What should be addressed here is the "grind". The need, the desire, and the demand for people to farm. It's the underlying, systemic cause for people who want to go out and whack away at Gargoyles then teleport back and do it again and again until they get tired for the night. Or Hill Giants, or Flesh Golems, or Jade Scarabs, or whatever else they might want to farm. They do so because that's the easiest and best way to get what they want in a hurry. Farming is best done alone and in bulk. Playing with henchmen or other players saps your resources away. There are areas that, with a full and proper team, lead to good results but at the same time there are areas where a single character properly prepared can take out the various imbalanced monsters to achieve as good if not better a result. Whether you're hunting for runes or for weapons or even just XP for skill points the more people you have with you the longer it takes, especially when to play with others you need to coordinate your activities and play times - not everyone has a guild or a set team to go run the WaW content or the later missions at the drop of a hat - so when you have nothing better to do when you're by yourself, you go out and farm. Now, that leads to behavior a lot like what a farming bot might engage in, of course and while there certainly should be measures in place to deal with them there also needs to be something for actual players to do to get the things they need.

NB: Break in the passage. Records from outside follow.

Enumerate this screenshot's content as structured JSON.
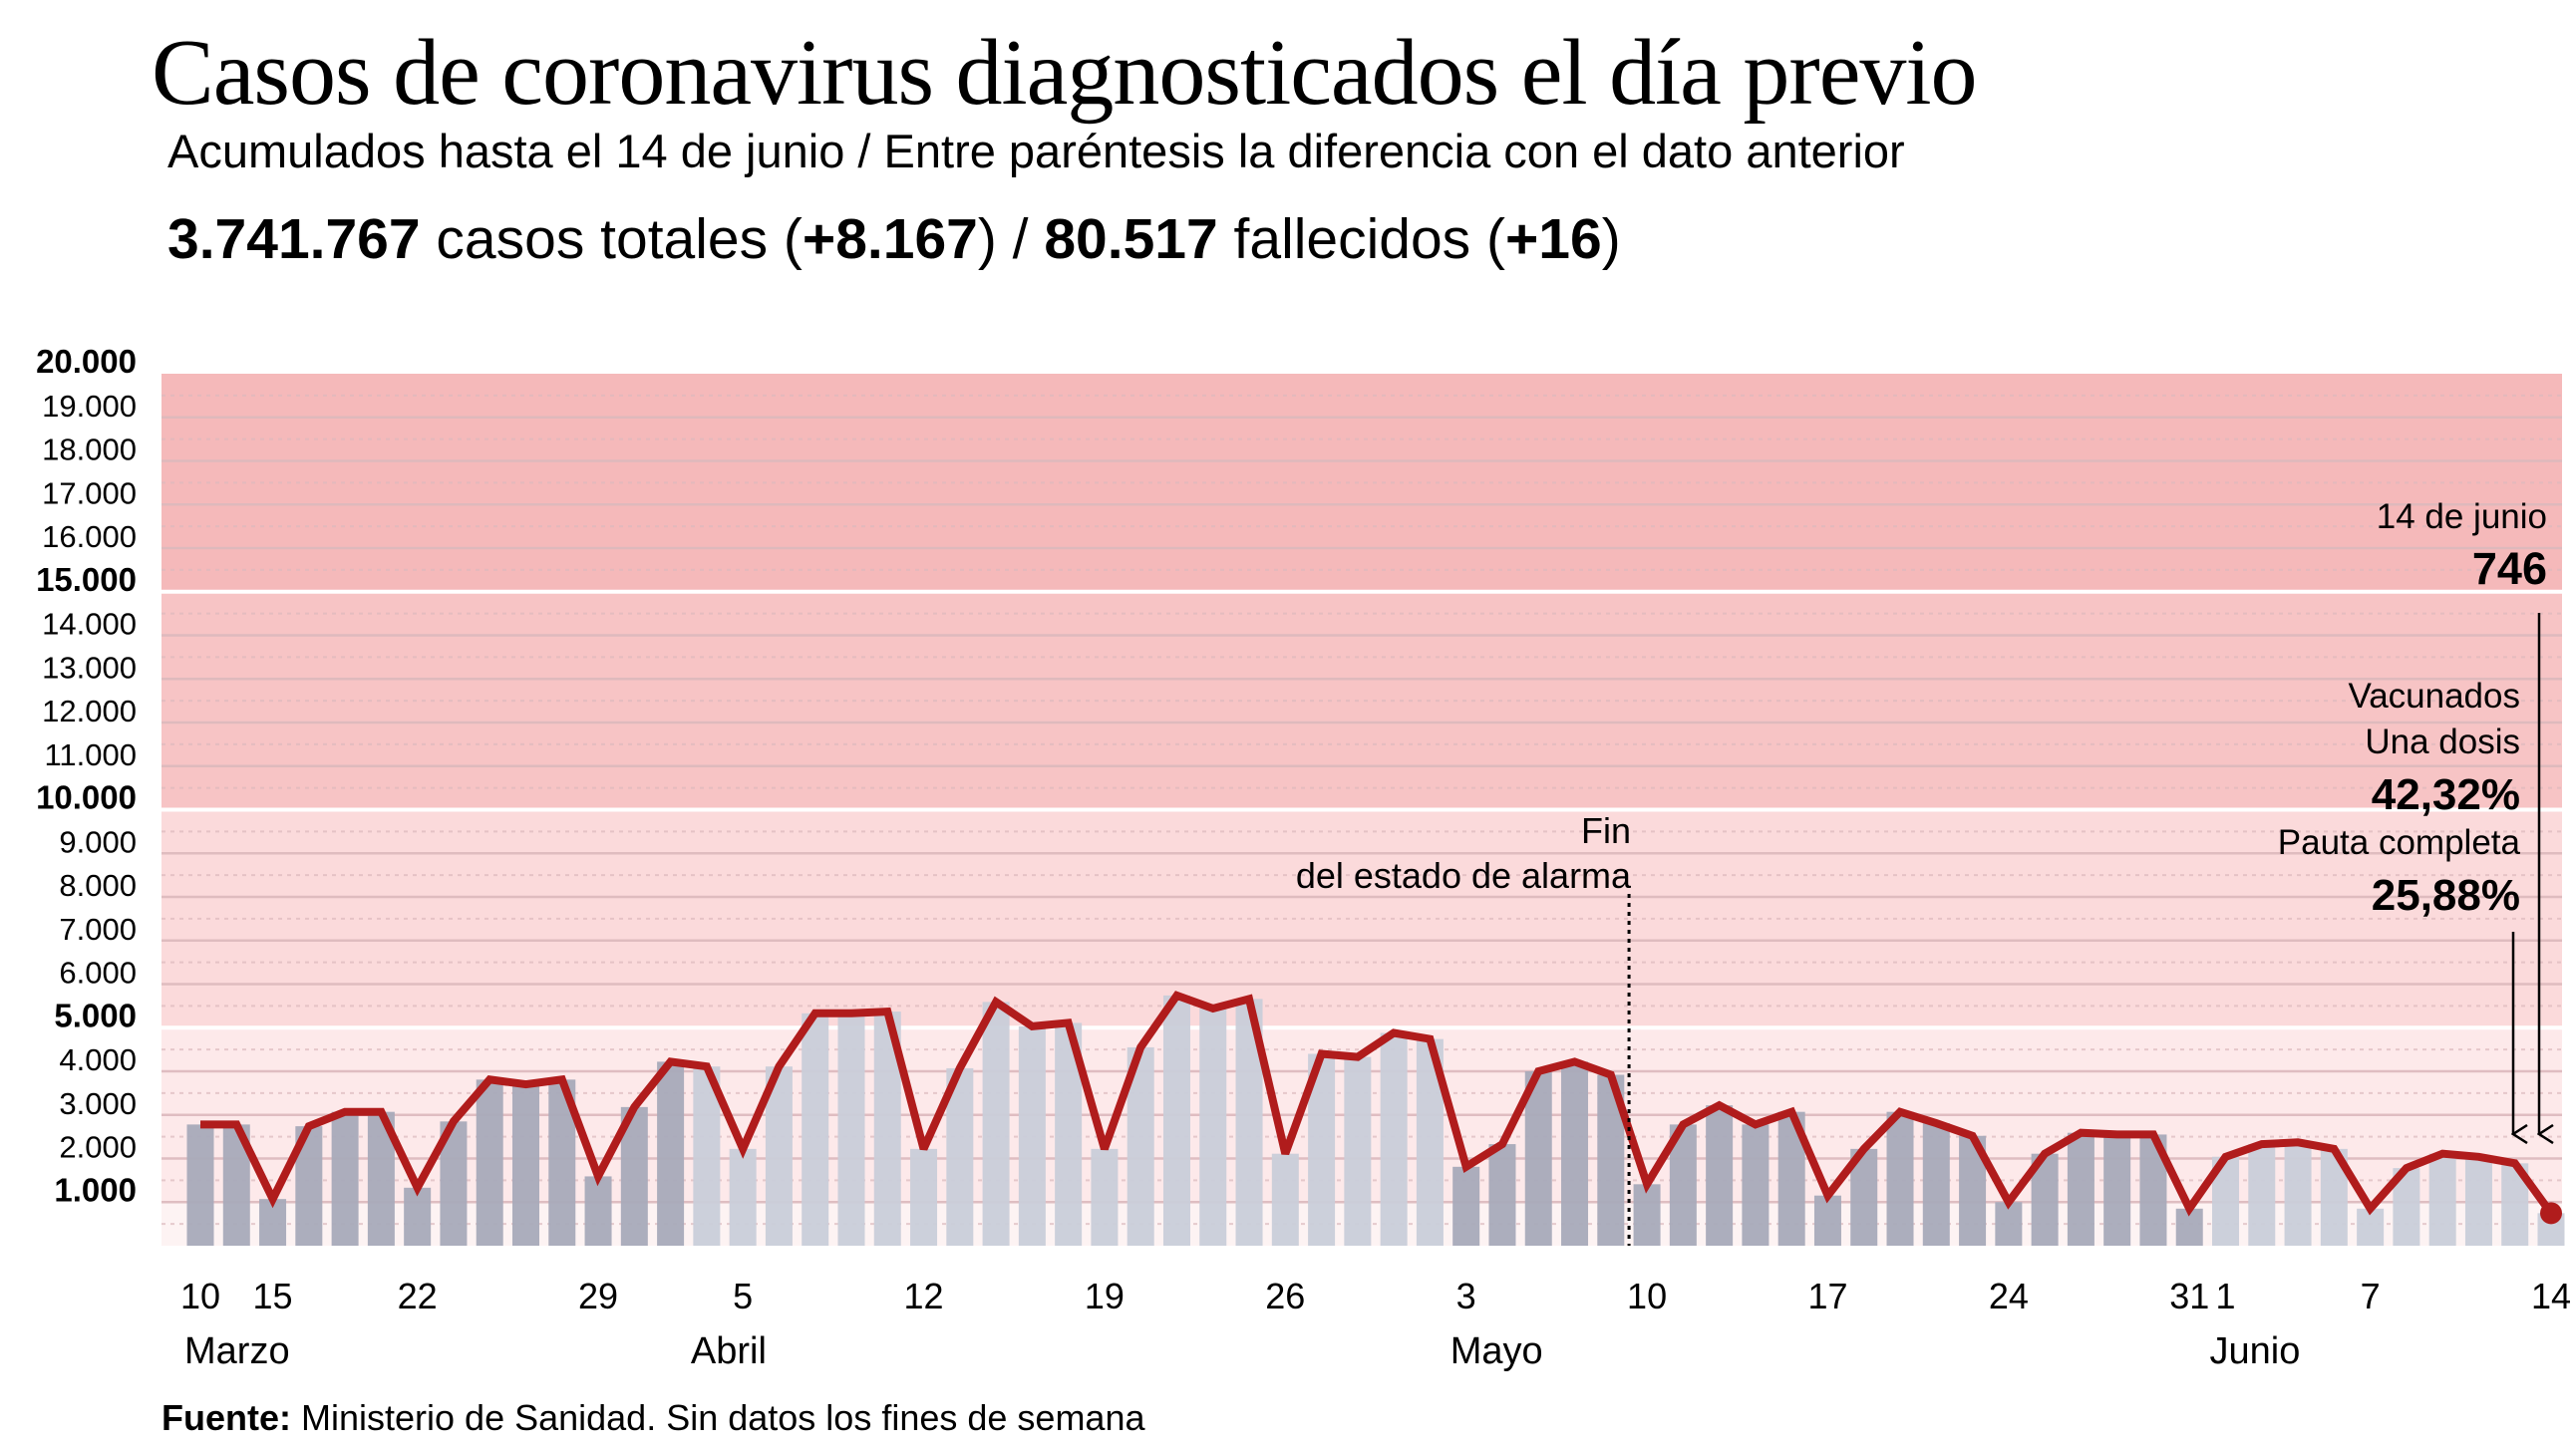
{
  "header": {
    "title": "Casos de coronavirus diagnosticados el día previo",
    "subtitle": "Acumulados hasta el 14 de junio / Entre paréntesis la diferencia con el dato anterior",
    "stats": {
      "cases_total": "3.741.767",
      "cases_label": " casos totales (",
      "cases_diff": "+8.167",
      "separator": ") / ",
      "deaths_total": "80.517",
      "deaths_label": " fallecidos (",
      "deaths_diff": "+16",
      "close": ")"
    }
  },
  "footer": {
    "source_label": "Fuente:",
    "source_text": " Ministerio de Sanidad. Sin datos los fines de semana"
  },
  "chart_data": {
    "type": "bar+line",
    "title": "Casos de coronavirus diagnosticados el día previo",
    "ylim": [
      0,
      20000
    ],
    "y_ticks": [
      {
        "value": 1000,
        "label": "1.000",
        "bold": true
      },
      {
        "value": 2000,
        "label": "2.000"
      },
      {
        "value": 3000,
        "label": "3.000"
      },
      {
        "value": 4000,
        "label": "4.000"
      },
      {
        "value": 5000,
        "label": "5.000",
        "bold": true
      },
      {
        "value": 6000,
        "label": "6.000"
      },
      {
        "value": 7000,
        "label": "7.000"
      },
      {
        "value": 8000,
        "label": "8.000"
      },
      {
        "value": 9000,
        "label": "9.000"
      },
      {
        "value": 10000,
        "label": "10.000",
        "bold": true
      },
      {
        "value": 11000,
        "label": "11.000"
      },
      {
        "value": 12000,
        "label": "12.000"
      },
      {
        "value": 13000,
        "label": "13.000"
      },
      {
        "value": 14000,
        "label": "14.000"
      },
      {
        "value": 15000,
        "label": "15.000",
        "bold": true
      },
      {
        "value": 16000,
        "label": "16.000"
      },
      {
        "value": 17000,
        "label": "17.000"
      },
      {
        "value": 18000,
        "label": "18.000"
      },
      {
        "value": 19000,
        "label": "19.000"
      },
      {
        "value": 20000,
        "label": "20.000",
        "bold": true
      }
    ],
    "grid": true,
    "bands": [
      {
        "from": 0,
        "to": 1000,
        "color": "#fdf3f3"
      },
      {
        "from": 1000,
        "to": 5000,
        "color": "#fde9ea"
      },
      {
        "from": 5000,
        "to": 10000,
        "color": "#fbdadb"
      },
      {
        "from": 10000,
        "to": 15000,
        "color": "#f7c4c5"
      },
      {
        "from": 15000,
        "to": 20000,
        "color": "#f5b9ba"
      }
    ],
    "x": [
      "10/3",
      "11/3",
      "15/3",
      "16/3",
      "17/3",
      "18/3",
      "22/3",
      "23/3",
      "24/3",
      "25/3",
      "26/3",
      "29/3",
      "30/3",
      "31/3",
      "1/4",
      "5/4",
      "6/4",
      "7/4",
      "8/4",
      "9/4",
      "12/4",
      "13/4",
      "14/4",
      "15/4",
      "16/4",
      "19/4",
      "20/4",
      "21/4",
      "22/4",
      "23/4",
      "26/4",
      "27/4",
      "28/4",
      "29/4",
      "30/4",
      "3/5",
      "4/5",
      "5/5",
      "6/5",
      "7/5",
      "10/5",
      "11/5",
      "12/5",
      "13/5",
      "14/5",
      "17/5",
      "18/5",
      "19/5",
      "20/5",
      "21/5",
      "24/5",
      "25/5",
      "26/5",
      "27/5",
      "28/5",
      "31/5",
      "1/6",
      "2/6",
      "3/6",
      "4/6",
      "7/6",
      "8/6",
      "9/6",
      "10/6",
      "11/6",
      "14/6"
    ],
    "values": [
      2780,
      2780,
      1070,
      2740,
      3070,
      3070,
      1330,
      2850,
      3810,
      3700,
      3810,
      1590,
      3180,
      4220,
      4110,
      2220,
      4110,
      5330,
      5330,
      5370,
      2220,
      4070,
      5590,
      5030,
      5110,
      2220,
      4550,
      5740,
      5440,
      5660,
      2110,
      4400,
      4330,
      4880,
      4740,
      1810,
      2330,
      4000,
      4220,
      3920,
      1410,
      2780,
      3220,
      2780,
      3070,
      1150,
      2220,
      3070,
      2810,
      2520,
      1000,
      2110,
      2590,
      2550,
      2550,
      850,
      2040,
      2330,
      2370,
      2220,
      850,
      1780,
      2110,
      2040,
      1890,
      746
    ],
    "x_ticks": [
      {
        "x": "10/3",
        "label": "10"
      },
      {
        "x": "15/3",
        "label": "15"
      },
      {
        "x": "22/3",
        "label": "22"
      },
      {
        "x": "29/3",
        "label": "29"
      },
      {
        "x": "5/4",
        "label": "5"
      },
      {
        "x": "12/4",
        "label": "12"
      },
      {
        "x": "19/4",
        "label": "19"
      },
      {
        "x": "26/4",
        "label": "26"
      },
      {
        "x": "3/5",
        "label": "3"
      },
      {
        "x": "10/5",
        "label": "10"
      },
      {
        "x": "17/5",
        "label": "17"
      },
      {
        "x": "24/5",
        "label": "24"
      },
      {
        "x": "31/5",
        "label": "31"
      },
      {
        "x": "1/6",
        "label": "1"
      },
      {
        "x": "7/6",
        "label": "7"
      },
      {
        "x": "14/6",
        "label": "14"
      }
    ],
    "months": [
      {
        "x": "10/3",
        "label": "Marzo"
      },
      {
        "x": "1/4",
        "label": "Abril"
      },
      {
        "x": "3/5",
        "label": "Mayo"
      },
      {
        "x": "1/6",
        "label": "Junio"
      }
    ],
    "colors": {
      "line": "#b01c1c",
      "bar_dark": "#a8aab9",
      "bar_light": "#c9ced9",
      "gridline": "#dcb9bd",
      "band_gap": "#ffffff"
    },
    "bar_shade_by_month": {
      "3": "dark",
      "4": "light",
      "5": "dark",
      "6": "light"
    },
    "annotations": {
      "alarm_end": {
        "x": "10/5",
        "line1": "Fin",
        "line2": "del estado de alarma"
      },
      "last_day": {
        "label": "14 de junio",
        "value": "746"
      },
      "vaccines": {
        "title": "Vacunados",
        "one_dose_label": "Una dosis",
        "one_dose_value": "42,32%",
        "full_label": "Pauta completa",
        "full_value": "25,88%"
      }
    }
  }
}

What ANet has done with this change is to take away the supply without doing anything about the demand. Runes still need to be unlocked, collector items still need to be gathered, gold still needs to be piled up to pay for runes and sigils and anything else in our broken economy, and the more skills you want the more laborious your play experience becomes. But, now, going out and trying to find the most effiicient way possible of getting those things is apparently something the developers are eager to stamp out. Players farm not because it's enjoyable but because it's what they'll do to grit their teeth and get to the parts of the game they enjoy. Were there an alternative most of them would happily take advantage of it (There are some people who enjoy farming I'm sure. I'm also pretty sure that Guild Wars is not the game for them and nor was it intended it be.) but in the absence of that alternative then making it more difficult to farm is not easing the actual problem, it's only making it worse. As long as the developers are going to shy away from tackling the structural issues then farmin should be made *easier* not more difficult because by fixing the specific imbalances in the system but not addressing the desire that leads to people abusing them all they've done is to create frustration and disappointment in the way things are working.
Eugaet
I think what Ensign has stated is most likely correct and makes the most sense. I'll leave it up to everyone else to test it out, though...I don't have the patience. I went through one run outside of Ascalon until my inventory was full. Came away with 38 whites, 8 blues, and 1 dye. Every single creature I killed dropped either an item or gold, as they have always done for me. However, I don't repeat the same runs over and over. I don't farm. So good job Ensign on the most probable and correct explanation of the farming 'problem', I'm off to do stuff that's much more fun, for me, anyway. I'm done with the topic for all eternity.
filter
Wow. So by teleporting around to give away items to guildies, my drops afterwards will be diminished?
And the same if you were elite skill capping, and the boss you need doesn't spawn, hence the need to re-zone?
*sigh*
And the same if you were elite skill capping, and the boss you need doesn't spawn, hence the need to re-zone?